The lens has a minimum focusing distance of 0.3m, an angle of view of 104°- 82°, a 1:11.6 macro ratio, and a filter size of 77mm. The F-mount lens measures 84 x 89mm, whereas the FE lens is 84 x 92mm. There is also a lens hood with flocking finish, which is said to minimise flare or ghosts.

Handling
The previous model weighed 550g, whereas the new one weighs 555g. The lens is compact and extremely easy to maneuver around with, even in the most crowded areas. Like the AT-X 116 PRO DX II, the focus ring on this lens is at the front, while the zoom ring is at the back. Besides this, the company has changed the design of the lens.

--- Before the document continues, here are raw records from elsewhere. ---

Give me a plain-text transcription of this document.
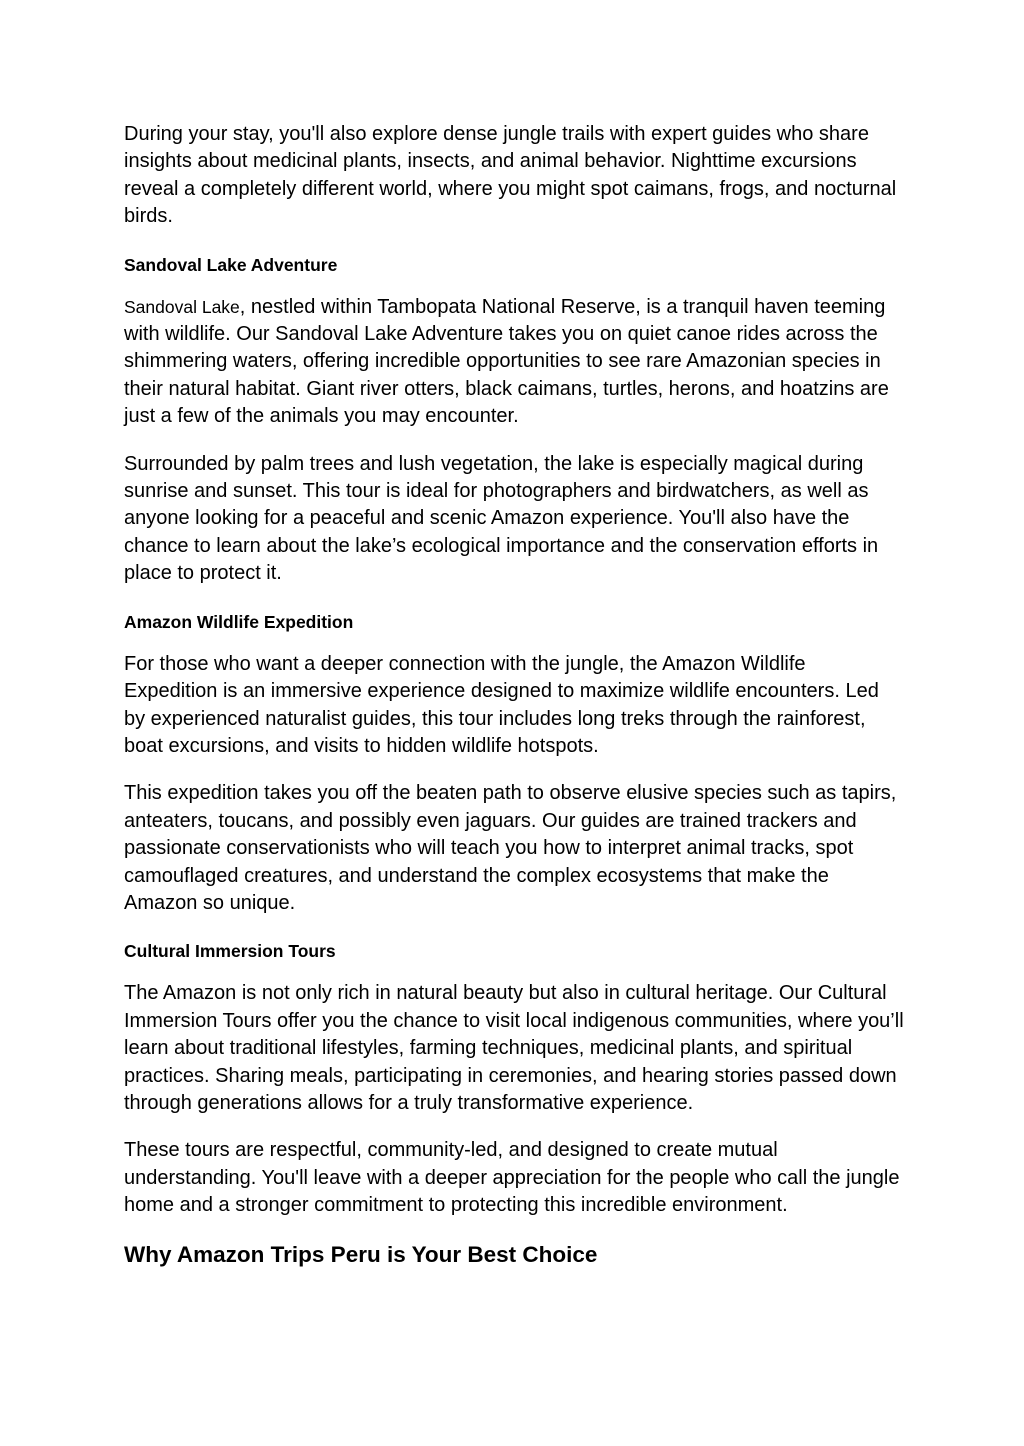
During your stay, you'll also explore dense jungle trails with expert guides who share insights about medicinal plants, insects, and animal behavior. Nighttime excursions reveal a completely different world, where you might spot caimans, frogs, and nocturnal birds.

Sandoval Lake Adventure

Sandoval Lake, nestled within Tambopata National Reserve, is a tranquil haven teeming with wildlife. Our Sandoval Lake Adventure takes you on quiet canoe rides across the shimmering waters, offering incredible opportunities to see rare Amazonian species in their natural habitat. Giant river otters, black caimans, turtles, herons, and hoatzins are just a few of the animals you may encounter.

Surrounded by palm trees and lush vegetation, the lake is especially magical during sunrise and sunset. This tour is ideal for photographers and birdwatchers, as well as anyone looking for a peaceful and scenic Amazon experience. You'll also have the chance to learn about the lake’s ecological importance and the conservation efforts in place to protect it.

Amazon Wildlife Expedition

For those who want a deeper connection with the jungle, the Amazon Wildlife Expedition is an immersive experience designed to maximize wildlife encounters. Led by experienced naturalist guides, this tour includes long treks through the rainforest, boat excursions, and visits to hidden wildlife hotspots.

This expedition takes you off the beaten path to observe elusive species such as tapirs, anteaters, toucans, and possibly even jaguars. Our guides are trained trackers and passionate conservationists who will teach you how to interpret animal tracks, spot camouflaged creatures, and understand the complex ecosystems that make the Amazon so unique.

Cultural Immersion Tours

The Amazon is not only rich in natural beauty but also in cultural heritage. Our Cultural Immersion Tours offer you the chance to visit local indigenous communities, where you’ll learn about traditional lifestyles, farming techniques, medicinal plants, and spiritual practices. Sharing meals, participating in ceremonies, and hearing stories passed down through generations allows for a truly transformative experience.

These tours are respectful, community-led, and designed to create mutual understanding. You'll leave with a deeper appreciation for the people who call the jungle home and a stronger commitment to protecting this incredible environment.

Why Amazon Trips Peru is Your Best Choice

For instance, the rubberised grips are now textured with thinner lines. Even the golden finish near distance scale has been replaced with a simple silver polish.

I quite enjoyed using the One-touch focus Clutch mechanism, as it made it quite easy to switch between the modes. You will only be able to have complete control over MF once you hear the click of the focus clutch. Moreover, the manual focus mode is extremely smooth and has a large degree of rotation. Considering it has been designed keeping a videographers in mind, this will be extremely helpful.

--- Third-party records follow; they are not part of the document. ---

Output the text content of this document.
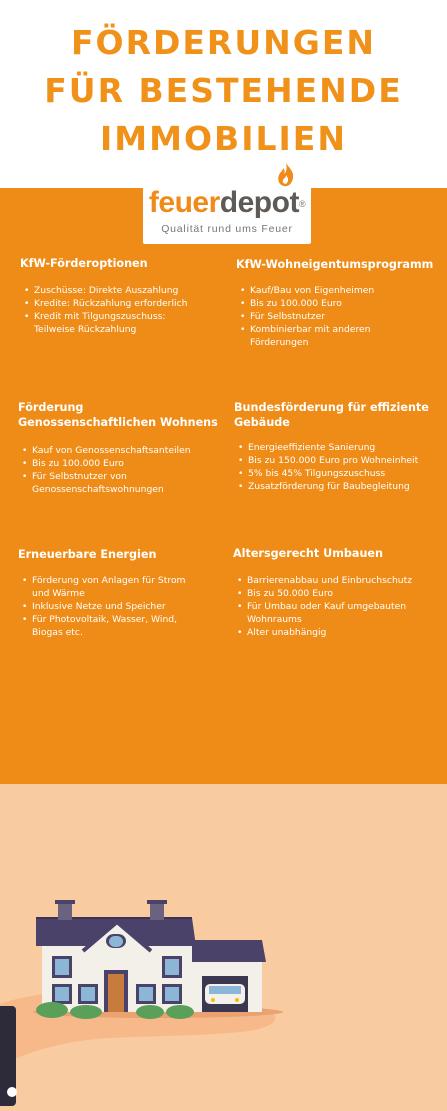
FÖRDERUNGEN
FÜR BESTEHENDE
IMMOBILIEN
feuerdepot®
Qualität rund ums Feuer
KfW-Förderoptionen
• Zuschüsse: Direkte Auszahlung
• Kredite: Rückzahlung erforderlich
• Kredit mit Tilgungszuschuss:
Teilweise Rückzahlung
KfW-Wohneigentumsprogramm
• Kauf/Bau von Eigenheimen
• Bis zu 100.000 Euro
• Für Selbstnutzer
• Kombinierbar mit anderen
Förderungen
Förderung
Genossenschaftlichen Wohnens
• Kauf von Genossenschaftsanteilen
• Bis zu 100.000 Euro
• Für Selbstnutzer von
Genossenschaftswohnungen
Bundesförderung für effiziente
Gebäude
• Energieeffiziente Sanierung
• Bis zu 150.000 Euro pro Wohneinheit
• 5% bis 45% Tilgungszuschuss
• Zusatzförderung für Baubegleitung
Erneuerbare Energien
• Förderung von Anlagen für Strom
und Wärme
• Inklusive Netze und Speicher
• Für Photovoltaik, Wasser, Wind,
Biogas etc.
Altersgerecht Umbauen
• Barrierenabbau und Einbruchschutz
• Bis zu 50.000 Euro
• Für Umbau oder Kauf umgebauten
Wohnraums
• Alter unabhängig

This is a cropped version at 11mm focal length. I really like how the colours are rendered in the image as well as the wideness. Moreover, the image is sharp from centre to the edge. Exposure: 1/160sec at f/8 (ISO 160). Photograph/Nilofer Khan

Performance
Overall, the image quality of the lens is very good, and the colour rendition is neutral. At 11mm f/2.8, the corners of the image are quite soft, whereas the centre is sharp. The softness goes away as you move to f/8, with centreto- edge sharpness. When you zoom in, the entire frame at f/2.8 becomes much better. At 16m, there is no drop off in the centre-to-edge sharpness as well. The sweet spot of the lens is at f/8 .

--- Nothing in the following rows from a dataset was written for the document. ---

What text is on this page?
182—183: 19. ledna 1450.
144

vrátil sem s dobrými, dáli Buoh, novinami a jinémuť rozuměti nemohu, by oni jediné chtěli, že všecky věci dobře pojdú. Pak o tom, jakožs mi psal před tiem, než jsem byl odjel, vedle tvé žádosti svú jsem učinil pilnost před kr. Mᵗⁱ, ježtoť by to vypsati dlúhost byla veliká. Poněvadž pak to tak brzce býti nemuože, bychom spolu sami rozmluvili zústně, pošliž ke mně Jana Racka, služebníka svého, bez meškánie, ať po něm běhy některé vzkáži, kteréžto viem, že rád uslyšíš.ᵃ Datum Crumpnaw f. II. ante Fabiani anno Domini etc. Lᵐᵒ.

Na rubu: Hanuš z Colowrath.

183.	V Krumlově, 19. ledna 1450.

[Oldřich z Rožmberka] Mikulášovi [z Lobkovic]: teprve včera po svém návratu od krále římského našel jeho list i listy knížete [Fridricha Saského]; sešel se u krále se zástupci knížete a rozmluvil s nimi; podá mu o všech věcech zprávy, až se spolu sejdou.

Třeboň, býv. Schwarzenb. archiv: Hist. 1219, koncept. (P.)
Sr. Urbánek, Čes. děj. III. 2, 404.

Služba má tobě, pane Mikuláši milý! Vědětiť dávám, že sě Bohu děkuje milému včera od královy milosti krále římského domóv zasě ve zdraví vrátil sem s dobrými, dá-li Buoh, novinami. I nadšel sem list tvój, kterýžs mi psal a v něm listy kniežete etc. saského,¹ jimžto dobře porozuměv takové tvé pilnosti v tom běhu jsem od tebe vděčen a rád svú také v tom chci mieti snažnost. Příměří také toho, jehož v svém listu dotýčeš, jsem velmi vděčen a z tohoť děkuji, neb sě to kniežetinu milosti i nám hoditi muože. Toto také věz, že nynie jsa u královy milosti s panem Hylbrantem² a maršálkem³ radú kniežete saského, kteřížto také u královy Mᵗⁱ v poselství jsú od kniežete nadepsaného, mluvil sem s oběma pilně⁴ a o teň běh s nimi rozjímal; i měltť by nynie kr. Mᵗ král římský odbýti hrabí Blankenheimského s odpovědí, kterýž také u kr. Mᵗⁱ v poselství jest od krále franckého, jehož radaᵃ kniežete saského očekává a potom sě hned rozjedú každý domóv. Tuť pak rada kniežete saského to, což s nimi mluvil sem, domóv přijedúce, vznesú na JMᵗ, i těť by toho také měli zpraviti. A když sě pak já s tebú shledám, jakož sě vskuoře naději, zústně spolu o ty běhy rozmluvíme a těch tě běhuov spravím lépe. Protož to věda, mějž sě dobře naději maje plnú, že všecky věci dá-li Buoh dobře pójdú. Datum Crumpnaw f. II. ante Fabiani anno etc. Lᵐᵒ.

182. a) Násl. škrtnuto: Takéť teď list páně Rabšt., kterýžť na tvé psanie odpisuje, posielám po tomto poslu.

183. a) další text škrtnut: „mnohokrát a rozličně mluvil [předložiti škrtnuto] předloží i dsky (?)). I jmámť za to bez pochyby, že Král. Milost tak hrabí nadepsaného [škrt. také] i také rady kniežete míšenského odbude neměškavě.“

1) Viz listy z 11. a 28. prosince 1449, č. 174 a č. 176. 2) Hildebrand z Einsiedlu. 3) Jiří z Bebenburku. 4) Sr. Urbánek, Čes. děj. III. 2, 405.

The autofocus of the lens responds quickly, even in low light. However, it is quite noisy. If you are shooting a video, especially in a quiet place, the video will record the noise. I have also noticed that when you zoom in while recording the video, you will be able to hear the ring movement as well. In this case, it’s best to set the frame before you start recording. Most importantly, there is extremely minor focus breathing at both ends of the zoom lens.

As for vignetting, it is minimal at f/2.8 and completely disappears by f/5.6. The lens shows good control over flare and ghosting. Bokeh and blurs are pleasingly rendered too. Lateral chromatic aberrations and fringing are controlled excellently as well.

Conclusion
Aimed at serious amateurs, professional users, as well as videographers, the Tokina 11–16mm f/2.8 is priced at Rs. 42,990, which is an absolute steal. The lens provides sharp images at the widest aperture, good colour rendition, and well-controlled distortion and flare. The constant f/2.8 aperture enables users to shoot in dimly lit conditions. The clutch mechanism makes it easy to switch between modes. However, the only hiccup is the noisy AF (with regards to videos). There is only one ultra wide zoom lens that has a constant aperture of f/3.5, the Sigma 10–20mm f/3.5 EX DC HSM. However, it comes at the disadvantage of almost a spot, and it is a decade old lens. So the Tokina has no competitor at this moment.

This article originally appeared in the February 2020 issue of Better Photography.

FINAL RATINGS
Features
f/2.8 constant aperture, clutch mechanism
18/20
Performance
Speedy AF, very good overall sharpness
32/35
Build Quality
Anti-reflective coating and water-repellent
24/25
Ergonomics
Smooth control rings, sturdy body
13/15
Warranty & Support
Large service network, two year warranty
4/5
MRP Rs. 42,990
OVERALL 91%
VALUE FOR MONEY 4/5
Who should buy it? The lens is great for wedding, landscape, architecture, environmental portraits, astrophotography, and street photography professionals.
Why? Fast AF and great optical performance.